15
「その子は今どうしてるんだい?」
手紙を書こうとペンをとったラファランが思い出したように聞く。
「クリスとエステルさんがみています」
「そうか……後のことはいいから、お前も見に行ってあげなさい」
私は各所に説明の手紙を書くから、というラファランにリュカは抗議した。
「いえ、僕もお手伝い……」
「ならん」
珍しく、ラファランの口調が厳しいものになる。父に反対されるとは思っていなかったリュカはあっけにとられ、渋々頷いた。
「……わかりました。では、失礼します」
ドアに手をかけてから、振り返ってラファランに聞いた。
「僕の対応は間違っていましたか?」
「いや、正しい行いだったさ」
その答えに少なからず安堵しつつ、父の部屋を出た。
――そうだね。確かに正しかったのかもしれない。ただ、僕は別に人として清く正しくあろうなんて思っていないんだ。
そこが問題だ。とばかりにリュカは小さくため息をついた。
――それなのに、とっさにあの子を守るような行動に出てしまった。なんでだろう? 平坂薫としての性分だろうか?

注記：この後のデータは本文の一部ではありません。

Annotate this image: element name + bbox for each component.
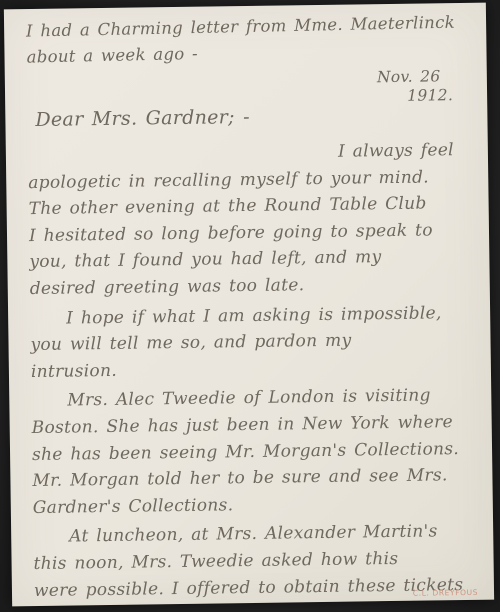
handwriting-line: intrusion. [31, 353, 477, 386]
salutation: Dear Mrs. Gardner; - [35, 106, 250, 131]
handwriting-line: were possible. I offered to obtain these… [34, 571, 480, 604]
date-block: Nov. 261912. [377, 67, 453, 106]
archivist-annotation: C.L. Dreyfous [413, 588, 478, 598]
letter-body: I always feelapologetic in recalling mys… [28, 137, 480, 604]
handwriting-line: desired greeting was too late. [30, 270, 476, 303]
letter-paper: I had a Charming letter from Mme. Maeter… [4, 3, 494, 607]
handwriting-line: Gardner's Collections. [33, 489, 479, 522]
scan-background: I had a Charming letter from Mme. Maeter… [0, 0, 500, 612]
handwriting-line: Nov. 26 [377, 67, 453, 87]
postscript-note: I had a Charming letter from Mme. Maeter… [26, 10, 456, 71]
handwriting-line: 1912. [407, 86, 453, 106]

前世の自分がどんな人間だったか思い出そうとする。が、頭に霧がかかったようになってよく分からなくなってしまう。普段は前世での知識が思い出せるだけで十分だ、と思っている分、だんだん忘れてきているのかもしれない、と考えた。
――もし、本当に前世での性分を引きずってるようなら、知識以外はさっさと全部忘れるべきかな……? 今もほとんど覚えてないし。
考え事をしている間に、自然と足は女の子が通されたであろう客間にむいていたようで、いつの間にやら慌ただしく廊下を走るメイド達の姿が見えてきた。そのうちの一人を呼び止める。
「女の子は?」
「一番奥の客間にお通ししました。まだ目を覚まされませんので、お言いつけ通りクリスティアナとエステルが見ております。目を覚まされるころには、湯浴みの準備も整っているかと」
礼を言って、奧へ。軽くドアをノックする。
「入っても大丈夫かな?」
「どうぞ」
「どうぞ」
二人の返答が重なる。リュカは静かに客間へと足を踏み入れた。柔らかなベッドに女の子が寝かされていて、傍らでエステルとクリスがリュカにはよく分からない類の魔法を唱えていた。
――体力回復とか、そういうのかな? 僕は『誰かから奪う』『誰かを痛めつける』系統の魔法以外は人並みだからな……。
二人の邪魔しないよう黙って枕元に立ち、女の子の乱れた長い前髪をなでつけてやる。
間近で見ると女の子はひどく痩せていて、切ってもらえていなかったのだろう長い前髪ともあいまってどこか儚げに見える。
ただ、今のところ女の子は一見静かに寝ているようで、その寝顔のおかげでリュカは何故か自分自身が救われた気がした。その理由を彼は分からず、前世のせいだ、と結論づけておいた。